Créer un observatoire vivant de l’alimentation de proximité

Le programme a amené une large collecte de données sur les indicateurs d’une dynamique de reterritorialisation, de la production à la consommation. Une base de données a été produite en agrégeant des sources (exemple : cartographies des Amap, des ruches, des jardins de cocagnes, des marchés de plein vent, des magasins de producteurs…) et réaliser ainsi une typologie d’initiatives.
A terme l’objectif est de créer un observatoire ouvert et participatif : des consommateurs aux chercheurs en passant par les décideurs pour connaitre l’évolution sur les territoires. La gouvernance en serait partagée avec une actualisation participative par un ensemble d’acteurs regroupés au sein du Réseau Mixte Technologique alimentation locale.
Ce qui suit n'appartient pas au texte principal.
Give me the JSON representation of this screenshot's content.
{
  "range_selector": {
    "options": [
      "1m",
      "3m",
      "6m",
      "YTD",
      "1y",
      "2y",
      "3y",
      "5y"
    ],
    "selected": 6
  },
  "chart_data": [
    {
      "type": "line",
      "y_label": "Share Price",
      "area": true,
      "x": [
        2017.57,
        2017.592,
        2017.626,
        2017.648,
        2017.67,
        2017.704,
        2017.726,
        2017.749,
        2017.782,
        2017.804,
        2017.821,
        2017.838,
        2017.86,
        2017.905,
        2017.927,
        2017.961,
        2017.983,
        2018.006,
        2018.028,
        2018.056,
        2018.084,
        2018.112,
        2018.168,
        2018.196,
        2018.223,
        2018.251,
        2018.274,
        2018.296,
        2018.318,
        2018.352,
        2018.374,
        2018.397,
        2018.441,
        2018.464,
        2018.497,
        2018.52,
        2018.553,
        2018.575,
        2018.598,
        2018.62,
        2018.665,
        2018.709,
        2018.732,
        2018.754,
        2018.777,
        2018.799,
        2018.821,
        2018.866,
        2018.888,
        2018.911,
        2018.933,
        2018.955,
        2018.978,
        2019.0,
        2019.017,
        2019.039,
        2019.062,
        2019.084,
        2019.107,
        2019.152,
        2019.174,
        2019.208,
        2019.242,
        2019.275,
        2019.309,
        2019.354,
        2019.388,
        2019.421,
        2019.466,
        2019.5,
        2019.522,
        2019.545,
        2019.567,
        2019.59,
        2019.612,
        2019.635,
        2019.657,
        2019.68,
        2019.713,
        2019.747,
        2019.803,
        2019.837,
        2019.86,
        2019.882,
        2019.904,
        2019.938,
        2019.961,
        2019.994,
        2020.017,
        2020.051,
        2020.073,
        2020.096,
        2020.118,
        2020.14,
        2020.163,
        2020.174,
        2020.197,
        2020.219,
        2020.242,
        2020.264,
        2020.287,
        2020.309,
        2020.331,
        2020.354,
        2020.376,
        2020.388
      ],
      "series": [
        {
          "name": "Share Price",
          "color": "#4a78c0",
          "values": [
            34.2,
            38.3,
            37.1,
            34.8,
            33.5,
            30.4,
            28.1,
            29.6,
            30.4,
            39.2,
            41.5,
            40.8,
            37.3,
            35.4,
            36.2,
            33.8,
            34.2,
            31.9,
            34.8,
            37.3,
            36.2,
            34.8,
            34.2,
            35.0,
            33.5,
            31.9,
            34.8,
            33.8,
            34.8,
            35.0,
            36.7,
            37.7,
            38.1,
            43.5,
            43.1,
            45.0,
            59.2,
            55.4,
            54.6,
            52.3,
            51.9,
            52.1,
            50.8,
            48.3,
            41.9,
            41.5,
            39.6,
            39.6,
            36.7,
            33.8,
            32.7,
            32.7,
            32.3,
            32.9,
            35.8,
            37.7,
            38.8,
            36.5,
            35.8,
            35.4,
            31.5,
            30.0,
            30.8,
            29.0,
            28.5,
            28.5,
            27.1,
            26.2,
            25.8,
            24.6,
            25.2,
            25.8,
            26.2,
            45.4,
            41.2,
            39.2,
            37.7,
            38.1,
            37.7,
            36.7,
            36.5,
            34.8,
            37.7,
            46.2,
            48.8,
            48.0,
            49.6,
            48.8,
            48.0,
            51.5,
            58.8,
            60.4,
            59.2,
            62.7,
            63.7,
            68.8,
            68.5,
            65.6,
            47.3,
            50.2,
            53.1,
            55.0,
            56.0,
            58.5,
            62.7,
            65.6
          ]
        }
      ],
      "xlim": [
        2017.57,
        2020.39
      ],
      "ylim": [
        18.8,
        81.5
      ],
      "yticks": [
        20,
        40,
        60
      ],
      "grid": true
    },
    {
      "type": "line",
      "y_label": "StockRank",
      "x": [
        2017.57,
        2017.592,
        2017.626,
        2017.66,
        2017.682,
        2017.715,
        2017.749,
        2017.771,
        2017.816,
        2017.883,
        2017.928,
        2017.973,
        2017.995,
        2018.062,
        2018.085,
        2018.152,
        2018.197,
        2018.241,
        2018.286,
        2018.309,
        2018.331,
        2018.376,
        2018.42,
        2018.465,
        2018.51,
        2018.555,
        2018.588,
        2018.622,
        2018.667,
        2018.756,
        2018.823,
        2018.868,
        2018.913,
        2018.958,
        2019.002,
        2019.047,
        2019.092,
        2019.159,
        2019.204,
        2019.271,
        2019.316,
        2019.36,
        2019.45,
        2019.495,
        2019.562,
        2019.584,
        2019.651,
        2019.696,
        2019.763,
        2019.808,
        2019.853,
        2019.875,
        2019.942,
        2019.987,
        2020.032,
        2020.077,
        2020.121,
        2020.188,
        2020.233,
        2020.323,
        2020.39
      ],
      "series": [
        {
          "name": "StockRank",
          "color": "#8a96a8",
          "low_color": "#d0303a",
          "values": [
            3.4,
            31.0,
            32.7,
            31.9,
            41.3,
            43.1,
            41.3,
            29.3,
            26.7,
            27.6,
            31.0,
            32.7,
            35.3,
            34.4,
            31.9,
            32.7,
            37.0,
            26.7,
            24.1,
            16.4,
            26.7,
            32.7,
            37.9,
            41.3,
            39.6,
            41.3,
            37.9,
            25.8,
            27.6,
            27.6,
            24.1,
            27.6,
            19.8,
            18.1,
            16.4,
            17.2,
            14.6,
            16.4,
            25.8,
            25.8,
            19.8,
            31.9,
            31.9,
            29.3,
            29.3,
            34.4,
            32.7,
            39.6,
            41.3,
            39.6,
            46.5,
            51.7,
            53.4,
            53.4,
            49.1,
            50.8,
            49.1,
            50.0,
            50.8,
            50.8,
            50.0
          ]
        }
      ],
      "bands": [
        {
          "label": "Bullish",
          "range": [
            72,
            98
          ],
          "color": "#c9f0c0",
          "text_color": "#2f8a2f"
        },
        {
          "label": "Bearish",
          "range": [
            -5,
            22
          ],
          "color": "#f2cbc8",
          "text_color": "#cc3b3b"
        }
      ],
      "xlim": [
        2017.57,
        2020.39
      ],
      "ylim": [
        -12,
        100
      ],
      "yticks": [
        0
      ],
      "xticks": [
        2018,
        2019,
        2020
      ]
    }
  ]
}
Cerner les filières territoriales dans leur hétérogénéité

Dans la filière blé tendre et blé dur, du paysan boulanger aux coopératives de meuniers, du travail spécifique sur les levains à la recherche de nouvelles méthodes de pétrissage, le secteur est marqué par une diversification des acteurs par cette reterritorialisation.
Les chercheurs en concluent que la réponse aux indicateurs de durabilité suppose une reterritorialisation, condition nécessaire, mais non suffisante. Ce résultat est complété par une étude ACV (Analyse de Cycle de Vie) qui évalue l’impact environnemental de la filière pain en comparant la filière conventionnelle et la filière paysanne. Cette approche met en évidence des résultats contrastés avec des atouts de durabilité différents par exemple : l’impact important de la filière conventionnelle sur les déplacements du consommateur contre un impact de la filière paysan sur la livraison vers les commerces. Là aussi, en raison d’une grande variété de pratiques des paysans boulangers, l’étude aboutit à une grande variabilité des résultats. Le travail sur l’impact des filières reterritorialisées suppose donc une approche multi critères pour cerner cette variété.

Cerner les liens entre pratiques d’achats et environnements alimentaires

Le mouvement de reterritorialisation amène de nouvelles interfaces entre habitants et alimentation. Quel en est l’impact en termes de changement de pratiques de consommation alimentaire ? Qu’il s’agisse des outils numériques (etiquettable, yuka…), des commerces ou des jardins familiaux, il se dégage une évolution, avérée ou à informer, en termes de sensibilisation, d’outils d’aide à la décision, d’acquisition de savoirs, de processus d’apprentissage, de routinisation des changements. L’enjeu transversal est de voir la consommation comme un pouvoir d’agir et d’en connaître les leviers.
Les travaux de l’anthropologie classique, notamment ceux de Levi-strauss qui affirmait que « pour qu’un produit soit bon à manger il faut qu’il soit bon à penser », gagneront à être ré-explorés sous cet angle.

Points de conclusion/ouverture

Deux points clés à noter comme points de vigilance et réflexion :

  • Quelles sont les nouvelles inégalités autour de ce mouvement de reterritorialisation ? De nouvelles zones d’inégalités à l’échelle des territoires où des concurrences peuvent se développer entre spécialisations et capacités de productions alimentaires, mais aussi entre citoyens, peuvent se développer : 11 % de la population française est en insécurité alimentaire pour des raisons économiques. Quel est leur accès à cette dynamique en cours ?
  • Comment tracer un chemin de transition viable et avéré dans une évolution en pleine expérimentation et diversification ? Cette dynamique est difficile à saisir du fait de la volonté inhérente à ses acteurs d’échapper aux standardisations. Avec un manque de diffusion des résultats validés des recherches et des travaux en cours, il est important pour les opérateurs de rester vigilants et de ne pas se suffire d’intuitions reposants sur des mythes tenaces : le croisement du slogan « small is beautiful » avec le « think global act local » aboutit à « local and small is beautiful », mais « beautifull » pour qui et sur quels aspects ? Sociaux, environnementaux, économiques ? Chercheurs, opérateurs et accompagnateurs ont intérêt à travailler ensemble dans ce mouvement en élaboration.